12 de outubro de 2021

Acabar com a fome no Burundi

Homem com crachá de pé no pódio.
David Niyonzima apresentando em uma conferência Mission Alive. Foto de Cheryl Brumbaugh-Cayford.

O gerente da Global Food Initiative, Jeff Boshart, fez uma série de perguntas a David Niyonzima, Trauma Healing and Reconciliation Services (THARS), Burundi.

Ao promover abordagens psicossociais para reconstruir comunidades após atrocidades em meu país – Burundi, fundei Serviços de Cura e Reconciliação de Traumas (THARS) em 2000, quando eu era o superintendente geral e representante legal dos quacres do Burundi. Como professor e psicoterapeuta, preocupado com a resiliência da comunidade, ainda estou convencido de que o desenvolvimento econômico e a cura são necessários para a promoção do bem-estar social, paz duradoura e reconciliação. Desde 2016, sou vice-reitor da International Leadership University-Burundi, uma instituição de ensino superior que desenvolve líderes de integridade para uma transformação holística das comunidades.

Minha fé impacta meu trabalho na área de liderança. É meu entendimento que eu tenho que liderar e mover as pessoas para a agenda de Deus. Minha convicção é que Jesus veio para que as pessoas tenham vida plena, tanto física quanto espiritualmente. Não me refiro aqui ao conceito de prosperidade, mas ao fato de ter o suficiente para viver e estar satisfeito com isso. Servidão, como a maneira que Jesus chama seu povo para se relacionar um com o outro, é o que eu intencionalmente quero e oro para que eu possa ser e fazer. Acredito que servir aos outros e identificar-me com a comunidade que sirvo está alinhado com os princípios de humildade de Jesus.

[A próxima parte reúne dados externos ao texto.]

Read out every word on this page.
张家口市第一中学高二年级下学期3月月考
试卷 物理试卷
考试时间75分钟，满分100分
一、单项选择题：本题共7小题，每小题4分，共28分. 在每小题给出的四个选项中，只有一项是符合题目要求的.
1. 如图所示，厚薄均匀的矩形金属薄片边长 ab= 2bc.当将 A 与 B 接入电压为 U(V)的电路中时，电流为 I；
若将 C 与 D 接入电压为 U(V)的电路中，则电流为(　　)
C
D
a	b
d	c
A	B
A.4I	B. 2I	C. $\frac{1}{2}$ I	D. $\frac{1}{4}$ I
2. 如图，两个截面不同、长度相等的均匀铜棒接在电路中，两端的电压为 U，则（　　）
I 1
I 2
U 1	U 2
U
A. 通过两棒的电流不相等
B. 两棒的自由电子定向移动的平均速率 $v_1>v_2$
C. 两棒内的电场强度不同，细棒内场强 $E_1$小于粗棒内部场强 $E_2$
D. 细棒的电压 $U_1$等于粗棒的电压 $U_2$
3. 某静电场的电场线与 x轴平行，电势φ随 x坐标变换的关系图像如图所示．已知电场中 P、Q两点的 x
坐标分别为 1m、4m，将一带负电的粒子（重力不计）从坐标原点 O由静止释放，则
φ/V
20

Colocar-me no mesmo lugar das pessoas a quem sirvo é o que acho que me fará bem-sucedido em minha missão. Minha fé me informa do princípio de Jesus de esvaziar-se para realizar a mudança necessária. Paulo, em Filipenses 2:7, descreve o que Jesus fez “esvaziando-se”. Entendo que isso significa deixar de lado o que pode contrariar meu trabalho com a comunidade. Eu tenho um título e uma educação que minha comunidade pode não ter, mas isso deve ser deixado de lado e, ao mesmo tempo, ser usado para sua transformação holística. 

Qual é a situação da fome no Burundi e por que há pessoas famintas em seu país? Quais são algumas das causas da fome?

Os conflitos étnicos de longa data do Burundi entre hutus e tutsis desde a independência em 1962, e que continuaram até o final da década de 1990, podem ser uma das razões para a fome no Burundi. Além do trauma que deixou a comunidade sem esperança para o futuro e, portanto, não se engajou na produtividade, muitos fugiram ou foram deslocados, o que significa que dependiam de esmolas. Embora um progresso significativo em direção a uma paz duradoura tenha ocorrido quando um novo governo democrático começou em 26 de agosto de 2005, Burundi continua entre os países mais pobres do mundo com uma renda anual per capita de apenas US$ 140, de acordo com o UNICEF.

Como é que existem famílias de agricultores que não têm comida suficiente para comer?

A atividade econômica e a agricultura foram prejudicadas pela falta de um nível suficiente de estabilidade política e social. Soma-se a isso também o desconhecimento de algumas técnicas agrícolas de como cultivar em pequenas parcelas e produzir mais. Outra razão é a falta de compreensão de que, à medida que a família cresce, com muitas crianças sendo adicionadas às famílias em terras ou lotes menores, as famílias agricultoras podem não combinar a produtividade com a taxa de crescimento.

As mulheres representam a maioria (51.5 por cento) da população e quase metade (45 por cento) da população tem 15 anos ou menos (crianças com menos de 5 anos representam 19.9 por cento), limitando os recursos do agregado familiar. Burundi é o quarto país menos desenvolvido do mundo, com quase 68% da população vivendo abaixo da linha da pobreza. Mais de 94.3 por cento da população depende da agricultura de pequenos proprietários.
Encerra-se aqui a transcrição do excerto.